Alessandra, dal canto suo, non nasconde l’emozione di trovarsi in quello che definisce un traguardo a lungo inseguito. “È uno di quei musical che tutti conoscono e amano, a qualsiasi età. Essere parte di questo cast, condividere il palco con persone così generose e talentuose, è davvero speciale”. Un entusiasmo contagioso che riflette l’atmosfera che si respira dietro le quinte.
Il tema della famiglia torna con forza anche quando si parla delle reazioni dei parenti alla notizia del casting. Alessandra racconta di una madre in lacrime dalla gioia, già pronta a organizzare abiti e telefonate. Angelo sorride pensando a sua madre, “probabilmente presente a ogni replica”, mentre Jesse ricorda le urla di felicità dei genitori in viaggio e i messaggi arrivati a raffica da tutta la famiglia allargata nel giro di pochi minuti.
Crescere in famiglie italiane o italo-greche ha lasciato un segno profondo nel loro modo di stare in scena. “Sono culture romantiche, espressive, piene d’amore”, spiega Angelo. “Le nostre famiglie cantano, ballano, sono rumorose. Il teatro musicale è quasi un’estensione naturale di quel mondo”. Alessandra aggiunge che in casa “non si tratta di talento, ma di esprimere amore e comunità attraverso la musica, che ha il potere di unire le persone”.

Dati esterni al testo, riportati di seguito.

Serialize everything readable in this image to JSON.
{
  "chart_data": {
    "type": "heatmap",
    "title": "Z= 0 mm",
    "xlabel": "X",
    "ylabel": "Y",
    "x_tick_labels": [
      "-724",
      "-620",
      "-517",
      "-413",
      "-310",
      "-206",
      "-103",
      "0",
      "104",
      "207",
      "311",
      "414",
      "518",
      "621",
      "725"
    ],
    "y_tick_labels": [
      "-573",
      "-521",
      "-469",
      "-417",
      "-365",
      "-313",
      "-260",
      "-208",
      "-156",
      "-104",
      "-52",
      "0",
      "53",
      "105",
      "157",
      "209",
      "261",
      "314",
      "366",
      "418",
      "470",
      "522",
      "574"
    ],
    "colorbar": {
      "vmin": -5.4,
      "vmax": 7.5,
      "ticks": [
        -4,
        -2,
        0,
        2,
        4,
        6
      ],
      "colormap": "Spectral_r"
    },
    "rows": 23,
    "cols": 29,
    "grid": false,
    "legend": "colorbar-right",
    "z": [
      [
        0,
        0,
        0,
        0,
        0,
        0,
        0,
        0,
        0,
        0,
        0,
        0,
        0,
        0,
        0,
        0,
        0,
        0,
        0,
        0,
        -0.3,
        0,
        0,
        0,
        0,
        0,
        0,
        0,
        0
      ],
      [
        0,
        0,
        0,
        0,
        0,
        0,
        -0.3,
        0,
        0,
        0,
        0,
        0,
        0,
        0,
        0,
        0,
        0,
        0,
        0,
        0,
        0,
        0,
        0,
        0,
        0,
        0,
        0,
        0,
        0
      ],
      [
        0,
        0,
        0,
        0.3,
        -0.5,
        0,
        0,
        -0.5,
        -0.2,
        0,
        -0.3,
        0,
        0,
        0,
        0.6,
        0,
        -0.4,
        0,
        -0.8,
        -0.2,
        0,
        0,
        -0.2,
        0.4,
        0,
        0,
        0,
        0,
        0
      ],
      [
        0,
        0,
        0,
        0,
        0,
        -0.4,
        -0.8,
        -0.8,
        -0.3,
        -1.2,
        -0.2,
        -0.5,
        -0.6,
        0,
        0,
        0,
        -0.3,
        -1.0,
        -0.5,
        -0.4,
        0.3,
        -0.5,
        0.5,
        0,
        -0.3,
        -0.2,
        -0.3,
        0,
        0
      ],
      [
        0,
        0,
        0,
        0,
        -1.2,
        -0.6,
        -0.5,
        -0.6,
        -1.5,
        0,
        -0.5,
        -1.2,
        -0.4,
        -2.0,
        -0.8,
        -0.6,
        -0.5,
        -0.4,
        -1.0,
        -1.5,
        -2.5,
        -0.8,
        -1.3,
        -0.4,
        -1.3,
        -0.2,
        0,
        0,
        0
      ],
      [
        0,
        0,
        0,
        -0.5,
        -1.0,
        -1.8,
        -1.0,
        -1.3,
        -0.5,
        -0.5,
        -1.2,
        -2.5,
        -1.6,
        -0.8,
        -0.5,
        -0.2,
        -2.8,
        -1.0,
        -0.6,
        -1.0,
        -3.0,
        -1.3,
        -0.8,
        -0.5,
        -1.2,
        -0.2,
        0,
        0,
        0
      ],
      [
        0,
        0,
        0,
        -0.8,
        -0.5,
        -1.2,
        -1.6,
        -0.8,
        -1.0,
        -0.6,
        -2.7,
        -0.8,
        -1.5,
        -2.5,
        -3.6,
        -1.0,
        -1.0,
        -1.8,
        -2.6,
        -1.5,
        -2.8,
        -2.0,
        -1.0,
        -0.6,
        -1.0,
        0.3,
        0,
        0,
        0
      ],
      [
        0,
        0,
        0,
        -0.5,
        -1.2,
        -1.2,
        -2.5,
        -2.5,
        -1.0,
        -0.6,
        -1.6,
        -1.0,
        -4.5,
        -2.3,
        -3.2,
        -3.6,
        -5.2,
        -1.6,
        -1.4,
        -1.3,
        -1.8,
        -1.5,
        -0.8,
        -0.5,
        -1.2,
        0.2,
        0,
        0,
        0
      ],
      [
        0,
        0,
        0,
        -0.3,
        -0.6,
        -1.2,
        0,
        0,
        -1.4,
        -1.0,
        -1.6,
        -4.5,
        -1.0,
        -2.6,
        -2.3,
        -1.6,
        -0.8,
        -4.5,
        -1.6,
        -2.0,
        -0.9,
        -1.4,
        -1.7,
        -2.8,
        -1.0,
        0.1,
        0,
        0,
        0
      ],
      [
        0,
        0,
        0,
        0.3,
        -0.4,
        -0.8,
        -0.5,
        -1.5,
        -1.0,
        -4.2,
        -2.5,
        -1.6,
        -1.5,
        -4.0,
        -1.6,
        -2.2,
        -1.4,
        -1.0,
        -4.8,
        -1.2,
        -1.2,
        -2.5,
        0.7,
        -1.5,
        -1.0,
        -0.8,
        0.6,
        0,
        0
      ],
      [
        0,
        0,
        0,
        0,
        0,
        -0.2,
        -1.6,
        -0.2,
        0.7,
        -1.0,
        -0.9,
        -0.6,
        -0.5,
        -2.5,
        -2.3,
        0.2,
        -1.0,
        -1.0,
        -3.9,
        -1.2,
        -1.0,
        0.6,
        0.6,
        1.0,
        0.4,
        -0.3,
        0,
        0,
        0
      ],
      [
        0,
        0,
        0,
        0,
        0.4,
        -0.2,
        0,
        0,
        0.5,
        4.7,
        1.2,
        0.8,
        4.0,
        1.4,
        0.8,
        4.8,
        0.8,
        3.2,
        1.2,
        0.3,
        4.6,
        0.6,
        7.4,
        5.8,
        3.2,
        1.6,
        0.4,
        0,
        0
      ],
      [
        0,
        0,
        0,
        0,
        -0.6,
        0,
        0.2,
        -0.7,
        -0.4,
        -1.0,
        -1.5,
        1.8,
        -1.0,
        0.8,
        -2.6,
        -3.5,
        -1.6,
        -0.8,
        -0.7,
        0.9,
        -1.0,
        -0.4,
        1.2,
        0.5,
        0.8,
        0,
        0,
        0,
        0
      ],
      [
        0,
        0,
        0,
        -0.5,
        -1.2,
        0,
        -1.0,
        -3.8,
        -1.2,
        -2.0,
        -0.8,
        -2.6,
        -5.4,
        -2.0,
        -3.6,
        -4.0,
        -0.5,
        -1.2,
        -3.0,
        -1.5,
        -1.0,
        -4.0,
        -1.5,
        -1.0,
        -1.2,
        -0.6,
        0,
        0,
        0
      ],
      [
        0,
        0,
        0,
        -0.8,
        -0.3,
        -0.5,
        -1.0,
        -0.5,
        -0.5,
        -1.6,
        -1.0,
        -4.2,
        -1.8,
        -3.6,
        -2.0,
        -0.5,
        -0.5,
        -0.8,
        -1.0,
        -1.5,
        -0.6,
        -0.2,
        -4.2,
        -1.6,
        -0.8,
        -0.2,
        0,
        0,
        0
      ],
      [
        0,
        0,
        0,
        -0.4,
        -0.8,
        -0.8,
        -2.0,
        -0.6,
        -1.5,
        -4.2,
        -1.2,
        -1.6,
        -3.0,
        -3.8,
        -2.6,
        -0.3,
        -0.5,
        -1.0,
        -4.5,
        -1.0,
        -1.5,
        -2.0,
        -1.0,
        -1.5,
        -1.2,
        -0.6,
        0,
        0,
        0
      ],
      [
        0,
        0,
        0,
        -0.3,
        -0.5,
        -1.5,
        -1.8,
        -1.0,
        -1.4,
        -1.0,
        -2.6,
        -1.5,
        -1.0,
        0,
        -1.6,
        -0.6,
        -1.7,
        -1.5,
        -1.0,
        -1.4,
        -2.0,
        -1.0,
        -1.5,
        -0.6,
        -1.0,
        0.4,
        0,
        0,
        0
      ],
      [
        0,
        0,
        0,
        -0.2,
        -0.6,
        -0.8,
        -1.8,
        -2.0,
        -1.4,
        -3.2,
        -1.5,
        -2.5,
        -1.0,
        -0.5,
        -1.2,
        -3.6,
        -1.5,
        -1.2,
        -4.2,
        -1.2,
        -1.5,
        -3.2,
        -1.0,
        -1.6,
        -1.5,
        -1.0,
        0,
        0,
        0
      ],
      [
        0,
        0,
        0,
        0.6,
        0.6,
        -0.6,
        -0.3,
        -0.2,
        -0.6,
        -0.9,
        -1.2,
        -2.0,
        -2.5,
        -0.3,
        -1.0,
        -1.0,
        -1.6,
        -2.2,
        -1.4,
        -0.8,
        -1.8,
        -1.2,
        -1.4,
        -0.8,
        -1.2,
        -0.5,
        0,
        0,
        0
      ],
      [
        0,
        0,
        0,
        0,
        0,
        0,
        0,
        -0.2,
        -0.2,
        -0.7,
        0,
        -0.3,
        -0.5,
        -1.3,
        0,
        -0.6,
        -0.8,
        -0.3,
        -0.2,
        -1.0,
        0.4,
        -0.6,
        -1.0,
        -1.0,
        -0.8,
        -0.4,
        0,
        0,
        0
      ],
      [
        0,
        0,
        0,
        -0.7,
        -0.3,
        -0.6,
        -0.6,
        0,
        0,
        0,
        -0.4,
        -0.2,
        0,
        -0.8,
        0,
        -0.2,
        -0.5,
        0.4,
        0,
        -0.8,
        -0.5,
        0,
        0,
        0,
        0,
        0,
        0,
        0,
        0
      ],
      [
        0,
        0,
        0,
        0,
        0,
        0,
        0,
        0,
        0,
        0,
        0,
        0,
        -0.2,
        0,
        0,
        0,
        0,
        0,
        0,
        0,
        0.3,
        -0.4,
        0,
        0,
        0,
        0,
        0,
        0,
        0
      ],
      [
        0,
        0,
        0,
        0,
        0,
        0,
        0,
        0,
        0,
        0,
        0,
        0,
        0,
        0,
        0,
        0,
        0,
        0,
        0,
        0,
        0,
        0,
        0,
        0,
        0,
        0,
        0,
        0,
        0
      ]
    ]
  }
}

Tra i momenti musicali più intensi, Angelo cita S.O.S., una canzone che nel contesto dello spettacolo assume una profondità emotiva significativa. “Anche solo cantarla come coro è toccante, perché conosci il peso emotivo della scena”.
E poi c’è il pubblico italo-australiano, che in questa storia potrà riconoscersi facilmente. “Tutto ruota attorno a un matrimonio – osserva Angelo –. Nelle nostre culture i matrimoni sono importanti, coinvolgono tutti. Abbiamo tutti un cugino, da qualche parte, che si sposa; quindi, quel senso di comunità e partecipazione è qualcosa che molti sentiranno proprio”.
Quando chiediamo loro di immaginare le reazioni dei nonni seduti in platea la sera della prima, Angelo risponde con una semplicità disarmante: “A mio nonno non importa se lo spettacolo è perfetto. Gli basta vedermi sorridere. Se sono felice, per lui ho avuto successo”. A fargli eco, il consiglio di Jesse ai giovani italo-australiani che sognano il palcoscenico: “Non credete mai a chi vi dice ‘non puoi’. Magari ci vorrà tempo, ma se perseverate, arriverete dove volete. E la famiglia è sempre il sostegno da cui partire”.